Venerdì, 22 Ottobre 2021
Grande Fratello Vip

Gf Vip meno rigido: Signorini annuncia una riduzione delle punizioni, "basta al politically correct"

Un lungo discorso di Signorini ha annunciato le nuove "regole", meno restrittive, per i vipponi

Da zero a cento, questo riassume il discorso di signorini sulle nuove "norme" che verranno applicate per giudicare gli "scivoloni". L'anno scorso si è quasi perso il conto dei concorrenti che sono stati squalificati per le loro paroline fuori posto e quest'anno invece Signorini ha voluto subito mettere in chiaro che non verrà più usato il medesimo criterio perché il "politically correct" ormai è démodé.

Gf Vip: ciao ciao politically correct

In questa sesta edizione le intenzioni varranno più delle parole: "Il Grande Fratello ha pensato di adottare un atteggiamento meno bacchettone. Ne abbiamo le tasche piene di non poter aprire bocca. Siamo consapevoli che i social e il pubblico siano molto sensibili a certi temi, ma questa situazione rischia di diventare surreale".

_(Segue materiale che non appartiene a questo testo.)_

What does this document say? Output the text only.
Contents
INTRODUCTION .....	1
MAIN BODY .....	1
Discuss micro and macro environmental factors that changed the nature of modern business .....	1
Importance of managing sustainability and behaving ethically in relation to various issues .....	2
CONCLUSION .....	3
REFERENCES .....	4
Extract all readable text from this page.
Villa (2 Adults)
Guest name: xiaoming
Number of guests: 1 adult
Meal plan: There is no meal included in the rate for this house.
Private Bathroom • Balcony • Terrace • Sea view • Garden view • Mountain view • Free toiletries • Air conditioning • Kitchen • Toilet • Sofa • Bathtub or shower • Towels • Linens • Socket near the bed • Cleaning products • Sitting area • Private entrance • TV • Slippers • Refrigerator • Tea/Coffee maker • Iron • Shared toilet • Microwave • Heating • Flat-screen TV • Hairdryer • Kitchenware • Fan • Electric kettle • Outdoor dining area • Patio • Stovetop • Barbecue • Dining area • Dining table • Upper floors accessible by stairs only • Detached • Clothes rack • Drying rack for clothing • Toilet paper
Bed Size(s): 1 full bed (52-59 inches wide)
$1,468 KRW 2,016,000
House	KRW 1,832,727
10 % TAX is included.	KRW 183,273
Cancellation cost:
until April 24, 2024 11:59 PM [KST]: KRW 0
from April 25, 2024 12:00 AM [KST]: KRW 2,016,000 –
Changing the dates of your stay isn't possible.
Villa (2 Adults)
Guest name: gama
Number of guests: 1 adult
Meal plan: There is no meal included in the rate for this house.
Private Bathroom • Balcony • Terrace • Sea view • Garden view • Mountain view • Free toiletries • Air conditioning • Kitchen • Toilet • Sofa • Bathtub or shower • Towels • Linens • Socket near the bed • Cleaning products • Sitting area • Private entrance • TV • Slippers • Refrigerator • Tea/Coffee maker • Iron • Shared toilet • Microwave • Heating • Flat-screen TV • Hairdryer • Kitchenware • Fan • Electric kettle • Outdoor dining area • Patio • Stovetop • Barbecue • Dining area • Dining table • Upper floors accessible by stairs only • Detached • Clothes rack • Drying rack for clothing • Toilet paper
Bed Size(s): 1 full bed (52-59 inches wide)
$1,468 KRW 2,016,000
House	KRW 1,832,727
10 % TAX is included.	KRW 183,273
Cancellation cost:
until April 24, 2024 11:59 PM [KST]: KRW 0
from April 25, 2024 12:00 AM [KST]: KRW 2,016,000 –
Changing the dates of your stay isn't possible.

In quattro giorni di programma alcune paroline avevano già scatenato reazioni sui social, in particolare quelle di Katia Ricciarelli, che ha superato gli errori indenne, che prima ha detto "Sembri proprio ri**hione" a Alez Belli e poi ha definito le tre sorelle "paralitiche" di fronte a Manuel Bortuzzo. Quindi sì degli "sciovoloni" che l'anno scorso avrebbero comportato, se non una squalifica, una punizione.

Gf Vip: il discorso di Alfonso Signorini

Il Grande Fratello è un reality, non nasconde nulla, nel bene e nel male. Ci sforziamo di far conoscere al pubblico le pagine più belle, ma il daytime lo costruite voi e qualche scivolone è inevitabile. Naturalmente ci sono scivoloni gravi e meno gravi. Il Grande Fratello vi garantisce la massima libertà, ma richiede la vostra responsabilità. Gli scivoloni si pagano ed è giusto così.

Però quest’anno il GF ha pensato di adottare nei confronti del politicamente scorretto un atteggiamento diverso, meno bacchettone, perché ne abbiamo tutti le tasche piene… abbiamo il terrore di parlare. Non appena sentiamo una parola invochiamo subito body shaming, me too, chissà quali altre minacce. Ragazzi, credo che nessuno di noi ne possa più, e siamo anche consapevoli che i social, che seguono con grande attenzione il programma, sono molto sensibili su questi temi, però a volte tutto ciò acquista una dimensione talmente surreale che diventa ingiustificata. Non vuol dire liberi tutti, attenzione eh, ogni cosa verrà considerata nella sua intenzione. Saremo rigidi con chi usa espressioni contro le donne, contro gli orientamenti sessuali, le bestemmie. Saremo implacabili. Però dobbiamo anche capire che se una persona dice una parolaccia oppure esprime una considerazione che non ha nessun tipo di carattere offensivo, è semplicemente di cattivo gusto. Katia Ricciarelli, e lo posso dire perché anche lei stessa ha ammesso l'errore, in questi giorni ha detto cose che non sono state di gran gusto. Di fronte a queste cadute di gusto, noi non vogliamo ritrovarci con la bacchetta in mano perché ne abbiamo le tasche piene. Da casa non passate tutto il tempo a sottolineare scivoloni, gaffe, godetevi l’avventura del Gf.

Se un ragazzino vedendo una bella donna dice “ah che bella…” ed usa un’espressione anche infelice pace! Ma scusate quando siete a casa vostra, quando vedete una bella ragazza, cosa dite, “che bella ragazza”? non credo, ci siamo un po’ stancati francamente eh.

Da voi vipponi mi aspetto grande senso di responsabilità ed educazione, con la consapevolezza che se si fa uno scivolone in buona fede, resta uno scivolone in buona fede.